The Rotten Legion
The cardinal’s response was not what Yolanda Martinez expected – or could abide.
Her son had been sexually abused by one of the priests of the Legion of Christ, a disgraced religious order. And now she was calling Cardinal Valasio De Paolis – the Vatican official appointed by the pope to lead the Legion, and to clean it up – to report the settlement the group was offering, and to express her outrage.
The terms: Martinez’s family would receive 15,000 euros from the order. But in return, her son would have to recant the testimony he gave to Milan prosecutors that the priest had repeatedly assaulted him when he was a 12-year-old student at the order’s youth seminary in northern Italy. He would have to lie.
The cardinal did not seem shocked. He did not share her indignation.
Instead, he chuckled. He said she shouldn’t sign the deal, but should try to work out another agreement without attorneys: “Lawyers complicate things. Even Scripture says that among Christians we should find agreement.”
But prosecutors were recording them, and got the whole conversation on tape. More:
De Paolis is beyond earthly justice – he died in 2017 and there is no evidence he knew of, or approved, the settlement offer before it was made. But the tape and documents seized when police raided the Legion’s headquarters in 2014 show that he had turned a blind eye to superiors who protected pedophiles.
In addition, the evidence shows that when De Paolis first learned about Resendiz’s crimes in 2011, he approved an in-house canonical investigation but didn’t report the priest to police. And when he learned two years later that other Legion priests were apparently trying to impede the criminal investigation into his crimes, the pope’s delegate didn’t report that either.
And a few hours after he spoke with Martinez, De Paolis opened the Legion’s 2014 assembly where he formally ended the mandate given to him by Benedict to reform and purify the religious order. The Legion had been “cured and cleaned,” he said.
In fact, his mission hadn’t really been accomplished.

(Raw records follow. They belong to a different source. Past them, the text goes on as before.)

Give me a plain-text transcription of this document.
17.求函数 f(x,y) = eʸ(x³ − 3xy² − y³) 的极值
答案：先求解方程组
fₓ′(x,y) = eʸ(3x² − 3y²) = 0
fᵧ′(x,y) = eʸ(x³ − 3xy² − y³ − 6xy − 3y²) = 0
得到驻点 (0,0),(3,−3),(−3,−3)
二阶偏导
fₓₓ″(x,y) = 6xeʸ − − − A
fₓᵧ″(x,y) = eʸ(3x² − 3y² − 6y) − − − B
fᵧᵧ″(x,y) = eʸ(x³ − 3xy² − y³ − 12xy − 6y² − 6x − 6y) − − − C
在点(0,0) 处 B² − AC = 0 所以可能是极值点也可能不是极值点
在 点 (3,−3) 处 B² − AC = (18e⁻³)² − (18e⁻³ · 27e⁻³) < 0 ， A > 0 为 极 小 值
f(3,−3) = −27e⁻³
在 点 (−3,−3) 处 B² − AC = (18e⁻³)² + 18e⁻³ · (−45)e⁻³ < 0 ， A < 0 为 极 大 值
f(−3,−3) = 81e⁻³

But De Paolis refused from the start to remove any of Maciel’s old guard, who remain in power today. He refused to investigate the cover-up of Maciel’s crimes. He refused to reopen old allegations of abuse by other priests, even when serial rapists remained in the Legion’s ranks, unpunished.
They lie. They lie, and they lie, and they lie, these men in power. How can anyone believe them?
In this spectacular folly, you see how it happened, the Reformation. And you see how the Russian Revolution happened too. The leadership class — in Russia’s case, of the state and the church, which were tied closely together — refused to open its eyes to what was happening around it, refused to admit and to repent of its own corruption and exploitation of the weak. They really did think what they had would last forever. That they were invulnerable. That they could talk their way out of it.
De Paolis, chuckling: “Even Scripture says that among Christians we should find agreement.” What a disgusting lie that is! It’s a lie not because it says something false, but it’s uttering a truth for the sake of misleading someone into abandoning a just cause. I’ve said this story here before, and I’ll say it again. The very first story I wrote about priest sex abuse was in the summer of 2001, as a New York Post columnist. The adolescent son of an immigrant from Nicaragua was acting up. His father had not yet arrived in the US, and his mother needed help. She went to the local Carmelite priests in the Bronx. They turned the boy into their sex toy.
When the father arrived from Nicaragua, he and the mother went to the Archdiocese of New York’s vicar for Hispanic affairs. That bishop pulled out a checkbook and a written agreement that would transfer their power of attorney to the archdiocese’s lawyers. The father might have been a mere worker, new in this country and faced with a bishop, but he knew when he was being conned. He and the mother stood up, left, and went out to get a good Jewish lawyer and sue the bastards.
People who think that all these cases are about nothing more than scammers looking for a payday from the Church ought to reflect on the experiences of those immigrants, and people like Yolanda Martinez. Their children were defiled by the clergy. They wanted justice. They went to bishops, and got manipulation. This is, by now, and old story, but the past, apparently, isn’t even past.
UPDATE: I’ve edited the text to correct two mistakes: the authorship of the news story, and the fact that the mother did not record the meeting, but rather state prosecutors were tapping phones.
Note as well: “He would have to lie.” This happened again and again and again with bishops regarding the scandal. They regard lying as no big deal. I recently spoke to a recently ordained priest, who told me that his own bishop had looked the seminarians in the eye and told them that he had been perfectly honest in denying that he had any knowledge of a big scandal in their diocese. Soon there emerged irrefutable evidence that the bishop was lying. The young priest told me that was quite a blow, to realize that your ordinary will lie to protect himself like that.
UPDATE.2: A couple of Jewish readers have written to say my “got a good Jewish lawyer” line is anti-Semitic. Really? I apologize, then — my point was to say that the immigrant laborer had the sense to get outside of the Church network to find a lawyer to represent him against those mitred and collared sharks.